An easy and guaranteed way to make your own sourdough ferment
Cuisine: Ancient Egypt, French
Keyword: Bread, Sourdough
Yield: 800g
Equipment
1 Large mixing bowl
Materials
80gSpelt Flour
850gStrong White Bread Flour
20g"Natural Sweetness" - mashed fruit, honey, even natural yoghurt
1lWater
Instructions
Step 1 - First Mix
Mix 50g of spelt flour, with 150g of your strong white flour, 20g of your natural sugar source, and 150g of warm water. Mix your ingredients in your large mixing bowl. Best to use your fingers here. Put a clean tea towel over the top.
Leave it in a place with a consistently warm temperature (a boiler cupboard is ideal). Leave it for 1 to 2 days.
Step 2 - First Feed
You'll know your mix is ready when it has got darker on top, and you should also be able to see some bubbles appearing (it's helpful to use a glass bowl for this purpose, but not vital as they'll bubble to the top too). Those bubbles signify that you have attracted some live wild yeast, and that it is happily feeding away, and releasing CO2.

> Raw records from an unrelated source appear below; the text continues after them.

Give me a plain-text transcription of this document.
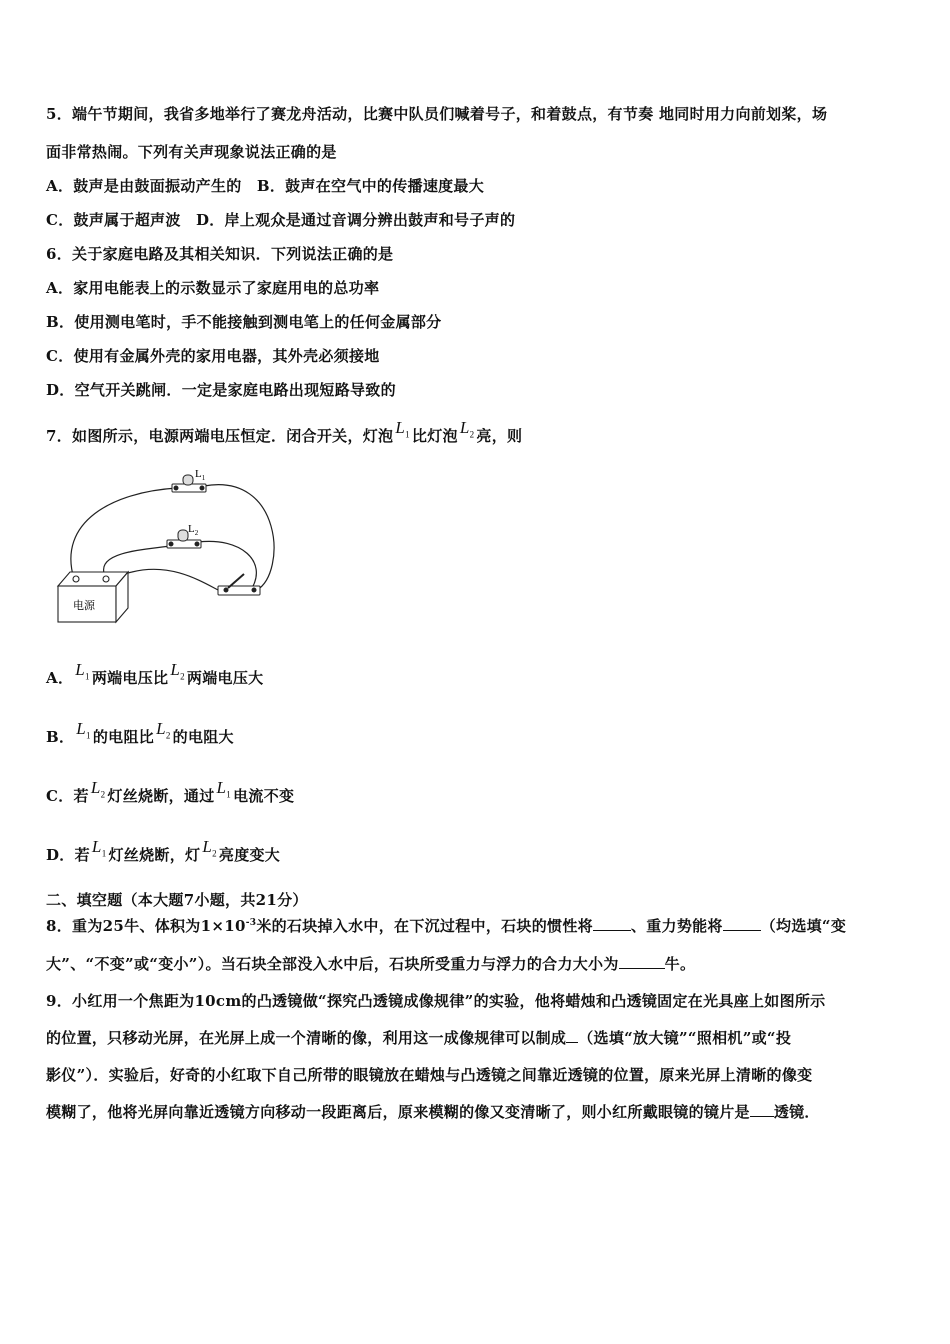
5．端午节期间，我省多地举行了赛龙舟活动，比赛中队员们喊着号子，和着鼓点，有节奏 地同时用力向前划桨，场
面非常热闹。下列有关声现象说法正确的是
A．鼓声是由鼓面振动产生的　B．鼓声在空气中的传播速度最大
C．鼓声属于超声波　D．岸上观众是通过音调分辨出鼓声和号子声的
6．关于家庭电路及其相关知识．下列说法正确的是
A．家用电能表上的示数显示了家庭用电的总功率
B．使用测电笔时，手不能接触到测电笔上的任何金属部分
C．使用有金属外壳的家用电器，其外壳必须接地
D．空气开关跳闸．一定是家庭电路出现短路导致的
7．如图所示，电源两端电压恒定．闭合开关，灯泡 $L_1$ 比灯泡 $L_2$ 亮，则
$L_1$
$L_2$
电源
A． $L_1$ 两端电压比 $L_2$ 两端电压大
B． $L_1$ 的电阻比 $L_2$ 的电阻大
C．若 $L_2$ 灯丝烧断，通过 $L_1$ 电流不变
D．若 $L_1$ 灯丝烧断，灯 $L_2$ 亮度变大
二、填空题（本大题7小题，共21分）
8．重为25牛、体积为$1\times 10^{-3}$米的石块掉入水中，在下沉过程中，石块的惯性将	、重力势能将	（均选填“变
大”、“不变”或“变小”）。当石块全部没入水中后，石块所受重力与浮力的合力大小为	牛。
9．小红用一个焦距为10cm的凸透镜做“探究凸透镜成像规律”的实验，他将蜡烛和凸透镜固定在光具座上如图所示
的位置，只移动光屏，在光屏上成一个清晰的像，利用这一成像规律可以制成 （选填“放大镜”“照相机”或“投
影仪”）．实验后，好奇的小红取下自己所带的眼镜放在蜡烛与凸透镜之间靠近透镜的位置，原来光屏上清晰的像变
模糊了，他将光屏向靠近透镜方向移动一段距离后，原来模糊的像又变清晰了，则小红所戴眼镜的镜片是 透镜．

To your baby ferment, add 30g more spelt flour, 300g strong white flour and 160g warm water. Mix well, and then put your tea towel back on top.
Put the bowl back in your reliably warm place, and leave it for a day.
Step 3 - Second Feed
This stage creates a bit of waste which always annoys me, but I haven't found a good solution for it. You only need 200g of the ferment you've made, so throw away the rest at this point.
Add to that 400g strong white bread flour and 200g warm water. This is the ratio you'll be using from now on for 'feeding the beast'. Compared to your quantity of ferment, it's an equal amount of water, and double the amount of strong white bread flour.
Put your tea towel back on, and the bowl back in to your consistently warm place for about half a day. You'll start to see your ferment rising now. You've now got 800g of ferment that's nearly ready to use.
Pop it in the fridge for 2 days, and then you can make your first loaves. When you pull back the skin on the top of it, it will have a slightly honeycombed appearance, and a mildly acrid / alcoholic smell. That means it's ready to go.
Step 4 - The Routine - 'Feeding The Beast'
When you take the 400g of ferment needed to make two 900g loaves (see my sourdough loaves recipe), keep 200g of the ferment that is left in the bowl you keep in the fridge.
To that 200g of ferment, add 400g of strong white bread flour, and 200g of warm water.
Mix it together well to make what feels like a dough.
Put it back in your fridge, and let it feast slowly for the next 7 days!